Nursery integration must be an option open to us all
Children are being labelled Orange or Green as young as three. Shame on the politicians for allowing it to happen, says Jill Houston
The consultation on the Framework for Early Education – Learning to Learn, which outlines the intended way forward for pre-school children, ended recently.
The fact that there is clear understanding that quality pre-school education can affect each child's later achievements is to be applauded.
But, disgracefully, the Assembly's vision of a shared future is not mentioned anywhere; even though research has proven that even very young children can exhibit traits of sectarianism and racism.
As an ex-principal of a planned integrated nursery school, I witnessed first-hand how children learning and playing together could change the hearts and minds of children, parents and extended families.
At the minute, all nursery schools, nursery units and playgroup and community creches receive their funding by way of pre-school education advisory groups (Peags).
These groups are serviced by the five education and library boards. The groups are inclusive and representative of all the agencies involved. They are democratic in their make-up, but not always in the decisions they make.
Worryingly, they pay no attention to the Department of Education's legal obligation to support integrated education, where parents choose it for their children.
Already this year, I have been told by one integrated setting that more than 38 families opting for an integrated place as first choice are to be disappointed (they had 90 applications). These children will be forced to accept, if spaces are still available, a segregated nursery.
The notion that pre-school provision is non-sectoral is completely erroneous, as the majority of the provision is either on a Roman Catholic school property, or on a state-controlled school site.
The main problem, since the Peags have taken over this role of designating the funding, is that a decision has been taken that they cannot give funding to any setting if it may cause displacement to another setting in the vicinity.
As planned integrated nurseries and playgroups are mostly the newer groups, once they arrive at their original quota number they simply are not allowed to expand.
This discriminates against those parents opting for a planned integrated setting. Maintaining segregated provision takes precedence over parental wishes for integrated provision.

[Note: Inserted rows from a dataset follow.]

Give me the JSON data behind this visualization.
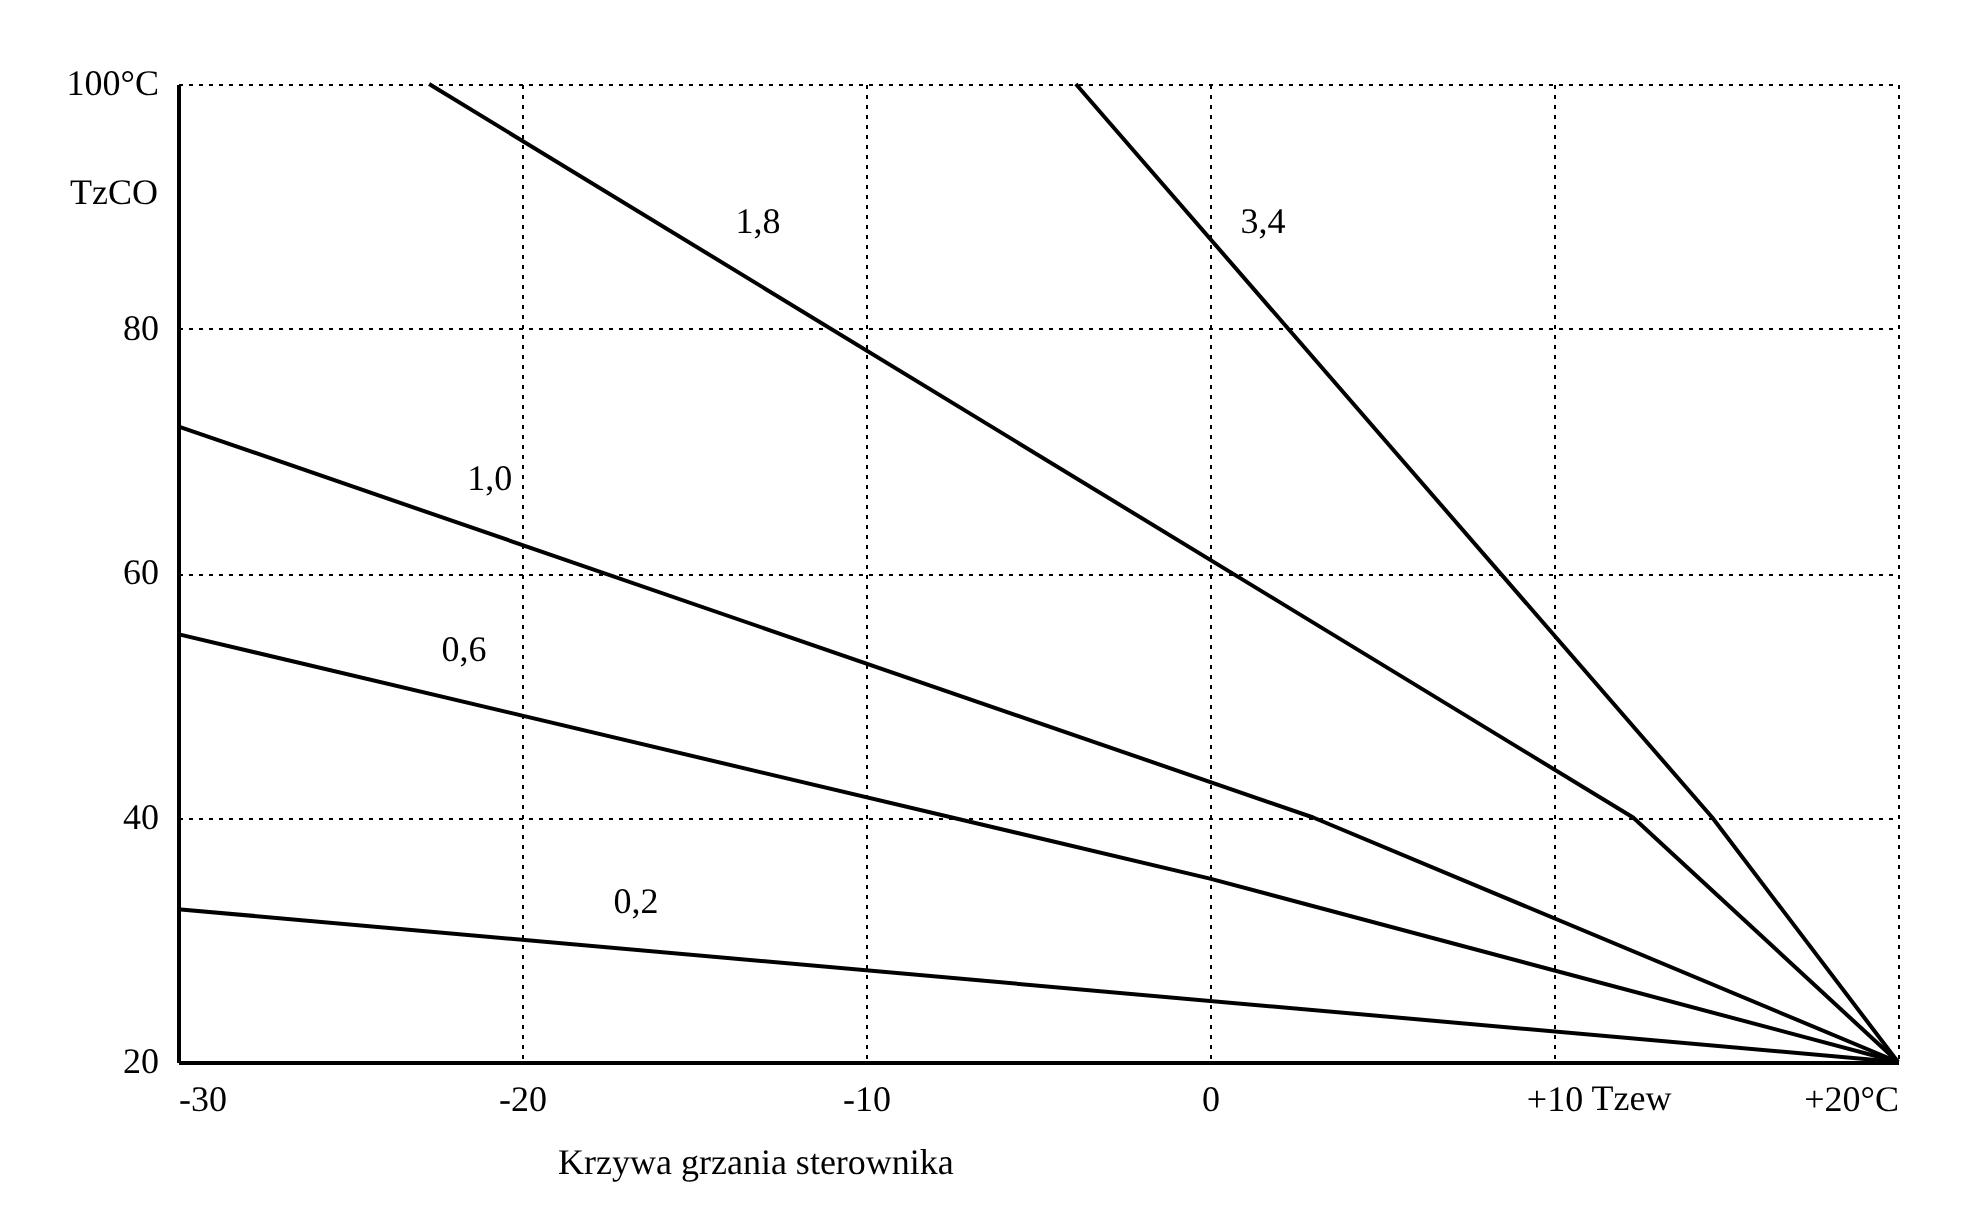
{
  "chart_data": {
    "type": "line",
    "xlabel": "Tzew",
    "ylabel": "TzCO",
    "xlim": [
      -30,
      20
    ],
    "xticks": [
      -30,
      -20,
      -10,
      0,
      {
        "value": 10,
        "label": "+10"
      },
      {
        "value": 20,
        "label": "+20°C"
      }
    ],
    "ylim": [
      20,
      100
    ],
    "yticks": [
      20,
      40,
      60,
      80,
      {
        "value": 100,
        "label": "100°C"
      }
    ],
    "grid": true,
    "line_style": "solid",
    "marker": "none",
    "series": [
      {
        "name": "1,8",
        "color": "#000000",
        "x": [
          -22.7,
          12.3,
          20
        ],
        "values": [
          100,
          40,
          20
        ]
      },
      {
        "name": "3,4",
        "color": "#000000",
        "x": [
          -3.9,
          14.6,
          20
        ],
        "values": [
          100,
          40,
          20
        ]
      },
      {
        "name": "1,0",
        "color": "#000000",
        "x": [
          -30,
          3,
          20
        ],
        "values": [
          72,
          40,
          20
        ]
      },
      {
        "name": "0,6",
        "color": "#000000",
        "x": [
          -30,
          0,
          20
        ],
        "values": [
          55,
          35,
          20
        ]
      },
      {
        "name": "0,2",
        "color": "#000000",
        "x": [
          -30,
          20
        ],
        "values": [
          32.5,
          20
        ]
      }
    ],
    "annotations": [
      "Krzywa grzania sterownika"
    ]
  }
}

There is also a less obvious outcome. As many of the integrated settings are over-subscribed, and given the fact that children whose parents are in receipt of income support must be accepted first, it means that rarely will any child who is the eldest in the family, or whose parents are not in receipt of benefits, find a place in an integrated nursery.
This rejection at the pre-school stage is usually then followed into the P1 setting, meaning that very many young children are being denied their parents' first choice of attending an integrated primary.

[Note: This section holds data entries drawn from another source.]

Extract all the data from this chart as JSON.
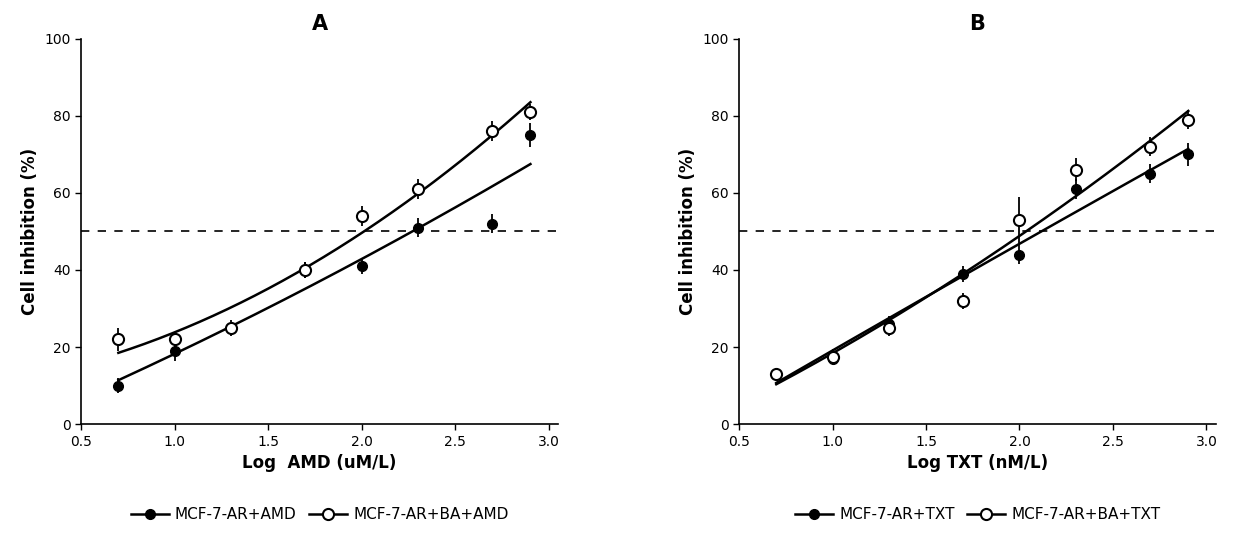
{
  "panel_A": {
    "title": "A",
    "xlabel": "Log  AMD (uM/L)",
    "ylabel": "Cell inhibition (%)",
    "xlim": [
      0.55,
      3.05
    ],
    "ylim": [
      0,
      100
    ],
    "xticks": [
      0.5,
      1.0,
      1.5,
      2.0,
      2.5,
      3.0
    ],
    "xticklabels": [
      "0.5",
      "1.0",
      "1.5",
      "2.0",
      "2.5",
      "3.0"
    ],
    "yticks": [
      0,
      20,
      40,
      60,
      80,
      100
    ],
    "dashed_y": 50,
    "series1": {
      "label": "MCF-7-AR+AMD",
      "x": [
        0.699,
        1.0,
        1.301,
        1.699,
        2.0,
        2.301,
        2.699,
        2.903
      ],
      "y": [
        10.0,
        19.0,
        25.0,
        40.0,
        41.0,
        51.0,
        52.0,
        75.0
      ],
      "yerr": [
        2.0,
        2.5,
        1.5,
        2.0,
        2.0,
        2.5,
        2.5,
        3.0
      ]
    },
    "series2": {
      "label": "MCF-7-AR+BA+AMD",
      "x": [
        0.699,
        1.0,
        1.301,
        1.699,
        2.0,
        2.301,
        2.699,
        2.903
      ],
      "y": [
        22.0,
        22.0,
        25.0,
        40.0,
        54.0,
        61.0,
        76.0,
        81.0
      ],
      "yerr": [
        3.0,
        2.0,
        2.0,
        2.0,
        2.5,
        2.5,
        2.5,
        2.0
      ]
    }
  },
  "panel_B": {
    "title": "B",
    "xlabel": "Log TXT (nM/L)",
    "ylabel": "Cell inhibition (%)",
    "xlim": [
      0.55,
      3.05
    ],
    "ylim": [
      0,
      100
    ],
    "xticks": [
      0.5,
      1.0,
      1.5,
      2.0,
      2.5,
      3.0
    ],
    "xticklabels": [
      "0.5",
      "1.0",
      "1.5",
      "2.0",
      "2.5",
      "3.0"
    ],
    "yticks": [
      0,
      20,
      40,
      60,
      80,
      100
    ],
    "dashed_y": 50,
    "series1": {
      "label": "MCF-7-AR+TXT",
      "x": [
        0.699,
        1.0,
        1.301,
        1.699,
        2.0,
        2.301,
        2.699,
        2.903
      ],
      "y": [
        13.0,
        17.0,
        26.0,
        39.0,
        44.0,
        61.0,
        65.0,
        70.0
      ],
      "yerr": [
        1.5,
        1.5,
        2.0,
        2.0,
        2.5,
        2.5,
        2.5,
        3.0
      ]
    },
    "series2": {
      "label": "MCF-7-AR+BA+TXT",
      "x": [
        0.699,
        1.0,
        1.301,
        1.699,
        2.0,
        2.301,
        2.699,
        2.903
      ],
      "y": [
        13.0,
        17.5,
        25.0,
        32.0,
        53.0,
        66.0,
        72.0,
        79.0
      ],
      "yerr": [
        1.5,
        2.0,
        2.0,
        2.0,
        6.0,
        3.0,
        2.5,
        2.5
      ]
    }
  },
  "legend_A": [
    "MCF-7-AR+AMD",
    "MCF-7-AR+BA+AMD"
  ],
  "legend_B": [
    "MCF-7-AR+TXT",
    "MCF-7-AR+BA+TXT"
  ],
  "background_color": "#ffffff",
  "line_color": "#000000",
  "marker_size": 7,
  "line_width": 1.8,
  "font_size_title": 15,
  "font_size_label": 12,
  "font_size_tick": 10,
  "font_size_legend": 11
}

While, obviously, all settings try to be welcoming to all children from wherever they come, the fact that parents are deliberately opting for an integrated setting as their contribution to healing our divided society is being blatantly ignored.
For September 2012, there were more than 200 children who opted for an integrated nursery who did not manage to get a place in one. I have been informed that the numbers for 2013 will be much higher.
The leaked Cohesion, Sharing and Integration document recommends that a 'buddy' system should be set up, so that individual children can meet across the divide.
If this proposal exists, it reflects an unwillingness to challenge structural division – even for three-year-olds. What an expensive, artificial and cumbersome way for children to make friends.
Shame on the politicians and policy-makers for their inaction on the promotion of a shared future for our children.